ANNAPOLIS – Gov. Parris Glendening read a book by Seuss, to give boys and girls a reading boost.
Throughout the state on Friday, state officials read to children in honor of Read Across America, an event sponsored locally by the Maryland State Teachers Association.
The event, which aims to promote reading among schoolchildren, is celebrated each year on the birthday of Theodor Geisel, better known as Dr. Seuss.
The event’s purpose, said Debra Williams-Garner of the MSTA, is to emphasize the importance of reading to children, especially in their early years. It is also to increase the bond between children and their parents.
“When you have heavy parental involvement, kids are successful,” she said. While the event is not just about Dr. Seuss books, Williams-Garner said children learn well from his writings.

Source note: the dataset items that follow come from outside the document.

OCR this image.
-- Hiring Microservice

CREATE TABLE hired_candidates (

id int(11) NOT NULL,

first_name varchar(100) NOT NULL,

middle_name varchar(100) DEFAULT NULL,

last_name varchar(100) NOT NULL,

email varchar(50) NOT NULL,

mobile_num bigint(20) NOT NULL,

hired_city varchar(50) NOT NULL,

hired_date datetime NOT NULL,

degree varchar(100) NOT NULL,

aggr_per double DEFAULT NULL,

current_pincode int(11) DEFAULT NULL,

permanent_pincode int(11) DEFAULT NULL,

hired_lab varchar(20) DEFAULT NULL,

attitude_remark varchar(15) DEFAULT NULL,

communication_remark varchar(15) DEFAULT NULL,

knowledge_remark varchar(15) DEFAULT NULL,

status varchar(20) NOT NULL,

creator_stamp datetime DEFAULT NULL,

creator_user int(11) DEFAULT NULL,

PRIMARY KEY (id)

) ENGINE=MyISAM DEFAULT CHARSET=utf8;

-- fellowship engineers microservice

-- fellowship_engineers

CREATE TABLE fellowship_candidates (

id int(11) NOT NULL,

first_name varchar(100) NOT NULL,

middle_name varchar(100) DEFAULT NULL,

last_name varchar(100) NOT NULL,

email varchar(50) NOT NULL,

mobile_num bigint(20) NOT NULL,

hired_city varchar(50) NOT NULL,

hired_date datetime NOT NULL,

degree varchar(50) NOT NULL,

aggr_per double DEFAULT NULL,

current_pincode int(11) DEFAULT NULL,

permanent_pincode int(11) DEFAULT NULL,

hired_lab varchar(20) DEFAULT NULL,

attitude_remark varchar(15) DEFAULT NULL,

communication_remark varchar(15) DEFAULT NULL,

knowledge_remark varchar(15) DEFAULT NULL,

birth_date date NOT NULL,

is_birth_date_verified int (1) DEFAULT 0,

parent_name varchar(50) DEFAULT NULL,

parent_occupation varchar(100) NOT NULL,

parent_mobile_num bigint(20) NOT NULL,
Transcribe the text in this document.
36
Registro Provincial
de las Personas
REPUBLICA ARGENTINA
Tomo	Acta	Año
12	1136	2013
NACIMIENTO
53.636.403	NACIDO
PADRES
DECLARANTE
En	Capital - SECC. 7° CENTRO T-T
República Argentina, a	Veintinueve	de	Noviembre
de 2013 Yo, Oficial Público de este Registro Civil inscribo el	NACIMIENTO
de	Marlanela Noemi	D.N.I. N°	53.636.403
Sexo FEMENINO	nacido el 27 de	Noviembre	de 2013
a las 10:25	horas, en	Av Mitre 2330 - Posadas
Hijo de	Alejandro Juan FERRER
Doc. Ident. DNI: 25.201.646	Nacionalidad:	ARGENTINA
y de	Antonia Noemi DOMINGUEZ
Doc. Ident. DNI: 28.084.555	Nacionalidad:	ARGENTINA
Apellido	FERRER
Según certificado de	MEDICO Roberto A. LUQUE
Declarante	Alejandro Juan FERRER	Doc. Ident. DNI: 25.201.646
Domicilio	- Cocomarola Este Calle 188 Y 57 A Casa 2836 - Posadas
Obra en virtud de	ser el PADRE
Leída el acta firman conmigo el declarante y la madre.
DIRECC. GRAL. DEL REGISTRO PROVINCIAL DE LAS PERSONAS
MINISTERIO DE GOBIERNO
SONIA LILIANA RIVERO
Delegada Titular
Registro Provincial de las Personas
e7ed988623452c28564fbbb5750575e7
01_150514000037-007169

“Kids want to read things they can relate to,” she said.
In Copeland’s of New Orleans restaurant in Annapolis, 33 first-graders from Patti Sapp’s class at Piney Orchard Elementary School in Anne Arundel County donned red-and-white striped top hats – to emulate the well-known Seuss character The Cat in the Hat – and listened excitedly as Glendening read “Green Eggs and Ham.”
Glendening’s reading was part of their reward for reading 1,375 books.
Glendening sat cross-legged on the floor, surrounded by the children, and asked for volunteers to read pages from the book.
“I think they were just absolutely great,” Glendening said about the children’s reading skills. He complimented how they sounded out words when they had trouble.
“We’re all so proud of you,” he told the students.
Glendening asked the children what they wanted to be when they grew up, and the answers ranged from firefighter to haircutter. One student, Jenna-Marie Ramey, said she wanted to be an art teacher.
“Before governor, I was a teacher,” Glendening told her.
No one wanted to be Maryland’s highest ranking official.
“Doesn’t somebody want to be governor?” Glendening asked.
Suddenly, they all changed their minds.
MSTA President Patricia Foerster read another Seuss work, “The Cat in the Hat.”
The children enjoyed the event – and they liked green eggs and ham, served by the restaurant.
Some were thrilled to read aloud.
Valarie Cook, 7, said her favorite part was “that I got to read.”
“My favorite part was when the fish was getting so worried,” said Ryan Kenney, 6, referring to “The Cat in the Hat.”
From Sept. 12 to Oct. 12 last year, the MSTA held a contest throughout the state to encourage reading. The elementary school class that read the most books won the reading by Glendening, a pizza party, and $1,000 worth of books, said Williams-Garner.
“Everything we do in the classroom is related to reading,” Sapp said.
At Westfield Shoppingtown Annapolis, Lt. Gov. Kathleen Kennedy Townsend read aloud to a large group of children of different ages. Townsend read “Frog and Toad All Year” by Arnold Lobel, which she said is one of her favorite books to read to her children.
“Books take you to different lands, different characters, and open up your heart and imagination,” Townsend said.
Legislators also read to classes in their districts. Among them were Delegate Mark Shriver, D-Montgomery, who read to students from Flower Hill Elementary, and Delegate Janet Greenip, R-Anne Arundel, read to Central Elementary School second-graders.